张旭莞尔道:“欧阳姑娘,你先到那去给马儿上掌,配鞍轡,稍后第二、第三场便要开始了。”
“张庄主,我还是先把买马钱给你吧!”
“欧阳姑娘,何必这般心急呢?”
“钱货两清了,这马在下骑得也安心些呀!”
“那姑娘你就开个价吧!”
“这马在马市少说也值四、五十两,甚至更高的价位,这样吧,算上待会给马套的鞍轡,一口价八十两如何?!”
“就按姑娘说的价吧!”
“好!”欧阳祺说话从袖中掏出一张银票交给张旭道:“八十两,不多不少,张庄主收好了。”

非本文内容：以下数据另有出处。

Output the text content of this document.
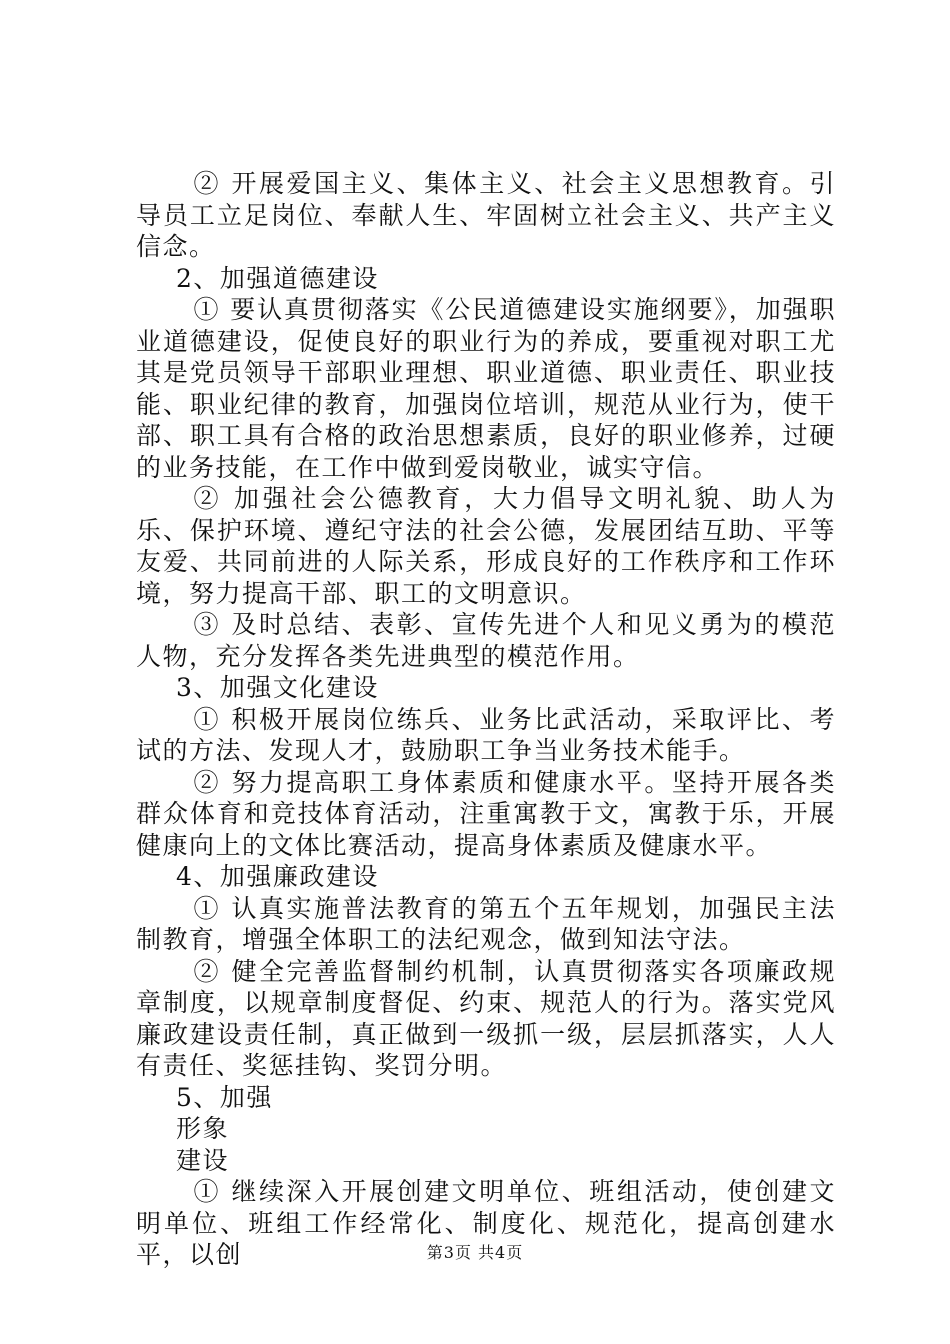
② 开展爱国主义、集体主义、社会主义思想教育。引导员工立足岗位、奉献人生、牢固树立社会主义、共产主义信念。

2、加强道德建设

① 要认真贯彻落实《公民道德建设实施纲要》，加强职业道德建设，促使良好的职业行为的养成，要重视对职工尤其是党员领导干部职业理想、职业道德、职业责任、职业技能、职业纪律的教育，加强岗位培训，规范从业行为，使干部、职工具有合格的政治思想素质，良好的职业修养，过硬的业务技能，在工作中做到爱岗敬业，诚实守信。

② 加强社会公德教育，大力倡导文明礼貌、助人为乐、保护环境、遵纪守法的社会公德，发展团结互助、平等友爱、共同前进的人际关系，形成良好的工作秩序和工作环境，努力提高干部、职工的文明意识。

③ 及时总结、表彰、宣传先进个人和见义勇为的模范人物，充分发挥各类先进典型的模范作用。

3、加强文化建设

① 积极开展岗位练兵、业务比武活动，采取评比、考试的方法、发现人才，鼓励职工争当业务技术能手。

② 努力提高职工身体素质和健康水平。坚持开展各类群众体育和竞技体育活动，注重寓教于文，寓教于乐，开展健康向上的文体比赛活动，提高身体素质及健康水平。

4、加强廉政建设

① 认真实施普法教育的第五个五年规划，加强民主法制教育，增强全体职工的法纪观念，做到知法守法。

② 健全完善监督制约机制，认真贯彻落实各项廉政规章制度，以规章制度督促、约束、规范人的行为。落实党风廉政建设责任制，真正做到一级抓一级，层层抓落实，人人有责任、奖惩挂钩、奖罚分明。

5、加强

形象

建设

① 继续深入开展创建文明单位、班组活动，使创建文明单位、班组工作经常化、制度化、规范化，提高创建水平，以创	第3页 共4页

张旭接过银票看也不看便揣入怀中,随后莞尔道:“姑娘请!”
欧阳祺向众人拱了拱手,带着黑马离开了赛场。
张旭随即让人在场中,为第二、第三场比试所需的场地做布置。
待欧阳祺归来,场地早已布置完毕.
距看台约六丈的空地上,正中与左右两侧各摆上九块门板大小,高低不等的栅栏木墙。
只是,木墙一侧都垂挂这一面蓝色的旗子不知有何用途。
在三路木墙前方,约两丈开外的地上,在一定距离内左右各插了些许的小旗子,高不过五寸。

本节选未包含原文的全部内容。